Melody Mela bedeckte sofort ihren Mund, um diesen Fluch auszusprechen, während Ren sie ansah und amüsiert lachte, ein süßes, aufrichtiges und umwerfendes Lächeln.
„Geh ins Badezimmer“, flüsterte der Junge und stand auf, nachdem er sie auf die Stirn geküsst hatte, und sie, das Hemd vom Boden aufhebend, folgte seinem Rat.
Einen Moment später öffnete Ren die Tür.
"Warum hast du so lange gebraucht?" fragte der Professor und versuchte, in den Raum zu schauen.
„Ich habe mich umgezogen“, antwortete der Junge sichtlich aufgebracht.
"Wo ist dein Partner?" drückte der Mann misstrauisch.
„Er ist gerade ins Badezimmer gegangen“, stellte sie fest und wandte sich dann der anderen Tür zu. „Bruno!
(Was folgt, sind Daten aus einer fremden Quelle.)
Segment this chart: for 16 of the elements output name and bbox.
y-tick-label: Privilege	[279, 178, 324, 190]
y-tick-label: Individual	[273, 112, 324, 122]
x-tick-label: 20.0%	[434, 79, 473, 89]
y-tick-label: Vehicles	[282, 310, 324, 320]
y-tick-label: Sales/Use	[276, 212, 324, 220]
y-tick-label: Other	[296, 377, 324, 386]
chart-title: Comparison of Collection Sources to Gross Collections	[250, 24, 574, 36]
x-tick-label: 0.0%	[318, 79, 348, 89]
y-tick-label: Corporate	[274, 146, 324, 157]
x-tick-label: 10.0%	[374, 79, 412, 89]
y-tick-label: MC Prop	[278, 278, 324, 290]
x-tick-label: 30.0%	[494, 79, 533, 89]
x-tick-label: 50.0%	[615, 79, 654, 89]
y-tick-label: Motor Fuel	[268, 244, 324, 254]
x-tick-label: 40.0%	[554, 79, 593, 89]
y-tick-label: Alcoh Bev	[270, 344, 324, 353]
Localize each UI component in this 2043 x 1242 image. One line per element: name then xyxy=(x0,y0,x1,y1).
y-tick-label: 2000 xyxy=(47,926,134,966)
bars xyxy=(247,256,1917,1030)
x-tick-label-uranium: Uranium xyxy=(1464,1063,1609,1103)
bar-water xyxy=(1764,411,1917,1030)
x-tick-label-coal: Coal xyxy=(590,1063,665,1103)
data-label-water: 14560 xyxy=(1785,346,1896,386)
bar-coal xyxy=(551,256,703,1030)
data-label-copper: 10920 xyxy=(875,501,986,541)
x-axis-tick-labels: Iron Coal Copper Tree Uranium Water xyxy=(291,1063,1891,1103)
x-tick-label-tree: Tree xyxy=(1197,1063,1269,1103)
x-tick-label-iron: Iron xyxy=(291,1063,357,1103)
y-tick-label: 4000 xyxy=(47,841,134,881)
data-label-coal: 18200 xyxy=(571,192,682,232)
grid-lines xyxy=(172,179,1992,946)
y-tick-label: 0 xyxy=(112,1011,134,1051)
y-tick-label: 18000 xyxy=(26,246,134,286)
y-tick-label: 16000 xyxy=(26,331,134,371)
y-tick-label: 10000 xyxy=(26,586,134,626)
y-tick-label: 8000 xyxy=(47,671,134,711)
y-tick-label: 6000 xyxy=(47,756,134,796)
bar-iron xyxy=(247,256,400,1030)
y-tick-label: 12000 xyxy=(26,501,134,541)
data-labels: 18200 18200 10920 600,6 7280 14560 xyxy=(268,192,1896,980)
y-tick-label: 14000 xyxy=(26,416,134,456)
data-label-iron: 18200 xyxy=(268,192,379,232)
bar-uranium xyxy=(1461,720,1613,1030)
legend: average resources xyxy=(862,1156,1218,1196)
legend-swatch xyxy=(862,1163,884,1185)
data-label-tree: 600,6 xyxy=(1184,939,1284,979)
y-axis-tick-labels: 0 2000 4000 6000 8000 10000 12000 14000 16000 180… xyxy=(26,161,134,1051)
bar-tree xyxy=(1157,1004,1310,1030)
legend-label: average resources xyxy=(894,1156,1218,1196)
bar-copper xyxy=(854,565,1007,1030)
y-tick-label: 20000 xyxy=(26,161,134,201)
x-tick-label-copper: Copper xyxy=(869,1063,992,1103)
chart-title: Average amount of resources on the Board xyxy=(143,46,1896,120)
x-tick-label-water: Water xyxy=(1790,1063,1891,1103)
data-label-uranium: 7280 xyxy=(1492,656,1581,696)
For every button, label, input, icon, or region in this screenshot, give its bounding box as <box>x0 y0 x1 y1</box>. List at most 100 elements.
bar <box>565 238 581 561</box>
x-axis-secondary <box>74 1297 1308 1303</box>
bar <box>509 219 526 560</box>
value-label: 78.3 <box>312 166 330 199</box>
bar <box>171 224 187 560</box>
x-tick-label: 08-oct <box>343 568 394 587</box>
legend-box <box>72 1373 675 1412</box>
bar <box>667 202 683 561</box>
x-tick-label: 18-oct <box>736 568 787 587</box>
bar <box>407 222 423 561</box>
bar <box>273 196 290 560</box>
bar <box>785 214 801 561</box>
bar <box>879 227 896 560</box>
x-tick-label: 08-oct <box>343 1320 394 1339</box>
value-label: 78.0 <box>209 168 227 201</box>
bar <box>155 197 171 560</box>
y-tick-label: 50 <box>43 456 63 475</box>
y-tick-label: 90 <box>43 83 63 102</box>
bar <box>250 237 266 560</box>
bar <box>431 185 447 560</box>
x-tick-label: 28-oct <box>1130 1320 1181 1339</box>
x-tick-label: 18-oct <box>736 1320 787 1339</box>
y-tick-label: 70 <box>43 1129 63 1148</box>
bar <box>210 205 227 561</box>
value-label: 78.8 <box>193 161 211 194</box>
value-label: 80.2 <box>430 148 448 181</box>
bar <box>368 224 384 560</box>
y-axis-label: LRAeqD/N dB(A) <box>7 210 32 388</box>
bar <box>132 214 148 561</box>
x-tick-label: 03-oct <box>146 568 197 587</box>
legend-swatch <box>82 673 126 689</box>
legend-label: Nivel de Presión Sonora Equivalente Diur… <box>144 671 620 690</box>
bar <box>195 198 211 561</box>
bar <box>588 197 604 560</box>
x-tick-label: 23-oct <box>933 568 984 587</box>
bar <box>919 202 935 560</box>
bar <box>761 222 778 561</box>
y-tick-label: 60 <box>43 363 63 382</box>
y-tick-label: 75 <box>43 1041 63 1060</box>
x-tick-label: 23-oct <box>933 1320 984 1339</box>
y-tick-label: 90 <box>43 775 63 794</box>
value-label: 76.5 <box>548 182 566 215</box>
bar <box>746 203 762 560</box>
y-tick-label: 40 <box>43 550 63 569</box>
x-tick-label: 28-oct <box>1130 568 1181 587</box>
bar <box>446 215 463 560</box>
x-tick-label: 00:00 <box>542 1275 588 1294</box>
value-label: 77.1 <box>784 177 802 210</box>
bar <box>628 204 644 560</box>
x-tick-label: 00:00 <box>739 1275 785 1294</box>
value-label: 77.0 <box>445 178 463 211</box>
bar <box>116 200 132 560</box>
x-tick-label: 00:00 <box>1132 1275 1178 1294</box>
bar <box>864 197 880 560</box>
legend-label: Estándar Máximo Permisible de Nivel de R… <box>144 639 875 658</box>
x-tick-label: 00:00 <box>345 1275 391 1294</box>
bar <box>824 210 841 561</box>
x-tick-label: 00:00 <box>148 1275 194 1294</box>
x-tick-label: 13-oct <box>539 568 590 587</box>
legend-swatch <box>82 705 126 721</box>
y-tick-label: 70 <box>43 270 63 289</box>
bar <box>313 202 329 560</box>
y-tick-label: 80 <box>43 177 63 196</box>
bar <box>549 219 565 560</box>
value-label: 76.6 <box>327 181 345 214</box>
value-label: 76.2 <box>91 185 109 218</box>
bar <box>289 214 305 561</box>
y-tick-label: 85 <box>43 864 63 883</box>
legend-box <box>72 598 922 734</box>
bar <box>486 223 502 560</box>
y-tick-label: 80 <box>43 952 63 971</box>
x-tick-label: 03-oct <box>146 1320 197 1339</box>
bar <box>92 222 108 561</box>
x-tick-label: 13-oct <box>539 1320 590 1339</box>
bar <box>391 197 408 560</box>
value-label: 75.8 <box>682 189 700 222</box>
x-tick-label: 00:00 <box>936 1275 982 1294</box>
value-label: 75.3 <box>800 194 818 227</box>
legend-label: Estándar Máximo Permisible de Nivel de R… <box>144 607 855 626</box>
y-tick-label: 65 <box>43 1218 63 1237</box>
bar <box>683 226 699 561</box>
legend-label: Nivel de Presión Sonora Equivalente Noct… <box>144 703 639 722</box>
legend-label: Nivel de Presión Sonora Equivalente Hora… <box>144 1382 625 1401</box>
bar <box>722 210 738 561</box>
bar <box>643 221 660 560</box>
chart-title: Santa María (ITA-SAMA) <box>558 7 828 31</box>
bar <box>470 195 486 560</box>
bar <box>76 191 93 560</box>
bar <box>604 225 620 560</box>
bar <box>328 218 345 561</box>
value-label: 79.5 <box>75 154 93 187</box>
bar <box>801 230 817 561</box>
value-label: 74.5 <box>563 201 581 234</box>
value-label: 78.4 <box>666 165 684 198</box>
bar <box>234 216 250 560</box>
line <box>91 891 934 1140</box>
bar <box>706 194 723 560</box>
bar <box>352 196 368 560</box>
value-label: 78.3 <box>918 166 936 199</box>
Wenn du fertig bist, lass dich von der Lehrerin sehen." Einen Moment später lief das Wasser aus der Dusche. „Er ist noch nicht fertig", schloss sie und blickte zurück zur Lehrerin.
Der Mann nickte wenig überzeugend, aber da er noch andere Räume zu überprüfen hatte, ging er sofort. Kurz darauf schlüpfte Melody Mela aus dem Badezimmer und machte ein paar Schritte auf Ren zu, schrecklich verlegen über das, was sie tun würden, aber noch mehr, weil sie fast entdeckt worden wäre.
„Ich glaube, ich sollte jetzt gehen“, murmelte sie, als sie zur Tür ging, unfähig, ihn anzusehen, aber er hielt sie auf, indem er sie mit dem Rücken gegen die Wand drückte.
„Du gehst nirgendwo hin, bis du mir versprichst, dass du mich nie wieder verlässt“, flüsterte er mit einem ernsten Blick Zentimeter von ihr entfernt, während er ihre Lippen mit seinen Fingern streichelte.
Er würde ihn nie wieder entkommen lassen, und er hatte das Bedürfnis, sie sagen zu hören, dass sie ihn nie verlassen würde. Denn so hatte er sich die ganze Zeit gefühlt: allein und vergessen.
Melody Mela schloss ihre Augen, um seine Liebkosungen auszukosten, dann öffnete sie sie wieder, lächelte und drückte ihm einen sanften Kuss auf die Lippen.
„Ich verspreche es“, antwortete er süß.